È sconcertante la totale incapacità del club Europa, di produrre delle politiche sull’immigrazione che vadano al di là di una «svogliata» gestione dell’emergenza.
A fine giugno, in un cordialissimo bilaterale, la cancelliera tedesca Angela Merkel e il primo ministro italiano Mario Draghi avevano auspicato il rinnovo dell’accordo dell’Unione Europea con la Turchia, sulla gestione di parte dell’immigrazione verso l’Europa. In sostanza, si tratta di un sostegno «strategico» del valore complessivo di 5,7 miliardi di euro per i profughi e le comunità che li ospitano in Turchia, Giordania, Libano e Siria. Alla Turchia sarebbe destinato il fondo più cospicuo, 3 miliardi, che si aggiungono ai 535 milioni del finanziamento ponte per garantire una continuità con i progetti umanitari già avviati.
È davvero sconcertante la totale incapacità del club Europa, di produrre delle politiche sull’immigrazione che vadano al di là di una «svogliata» gestione dell’emergenza. Quest’ultima, tra l’altro, è puntualmente sbandierata a fini di propaganda populista ma, alla resa dei conti, le si dedicano pochi minuti nei «grandi» vertici europei. Del resto, l’Ue non sta sopportando flussi ingenti e incontrollabili di richiedenti asilo: nel 2020 le richieste sono calate del 35 per cento rispetto all’anno precedente. Questo non elimina la drammaticità di quanto stanno vivendo migliaia di persone, e non può cancellare il prezzo, sempre tremendamente alto, in termini di vite umane, considerate alla stregua di «danni collaterali» dalle cancellerie occidentali che pretendono di insegnare la democrazia al mondo!
Il solo scopo di quella che è definita «esternalizzazione del controllo delle frontiere», e cioè azioni economiche, giuridiche e militari realizzate da soggetti statali e sovrastatali (come la Ue), nei territori di Paesi terzi, è quello di impedire o, per lo meno di ostacolare, l’ingresso di migranti o richiedenti asilo nel territorio degli Stati che sostengono dette azioni. In sostanza, si rinuncia a «governare il fenomeno» (quello che dovrebbe essere il proprium della politica), accontentandosi di limitarne le conseguenze considerate, almeno elettoralmente, sgradevoli. Tra l’altro, l’Italia, causa la sua vicinanza geografica al Sud del Mediterraneo, gioca spesso il ruolo della «povera vittima»! Ma anche in questo caso, i dati dell’Alto Commissariato dell’Onu per i rifugiati (Acnur/Unhcr) dicono che, in termini di distribuzione effettiva (il passaggio è altra cosa), a fine 2019 il nostro Paese accoglieva 3,4 tra rifugiati e richiedenti asilo ogni mille abitanti, contro circa 25 della Svezia, 18 di Malta, 15 dell’Austria, 14 della Germania, 6 di Danimarca, Grecia e Francia.

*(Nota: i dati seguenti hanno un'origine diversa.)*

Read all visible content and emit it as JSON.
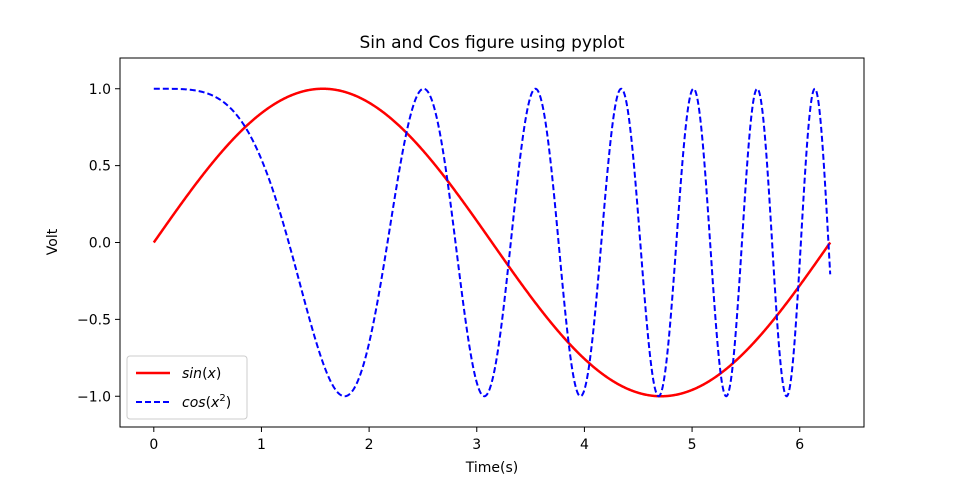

Viste dal Sud dell’ex Mare nostrum, queste «non-politiche europee» paiono particolarmente imbarazzanti, oltre che drammatiche nelle conseguenze. Come si giustifica il fatto di appaltare la totale gestione della questione migratoria, che è prima di tutto una questione umanitaria, a Paesi di cui si contesta il livello di democraticità, il rispetto dei diritti e delle libertà fondamentali? «Dobbiamo aprire a una prospettiva futura» diceva la Merkel. All’atto pratico, non è certamente tale, per esempio, per i migranti introdotti clandestinamente in Turchia dai trafficanti di esseri umani, nei distretti nord orientali di Çaldıran, Özalp, Saray e Başkale. Decine di loro, provenienti da Afghanistan, Pakistan e Iran, sono abbandonati in stalle vuote senza cibo né acqua prima di essere traghettati attraverso il lago Van a Tatvan. Fino a quando si potrà continuare a tacere? Fin quando fingere di non sapere chi e che cosa viene pagato per la tranquillità falsa e senza coscienza d’Europa?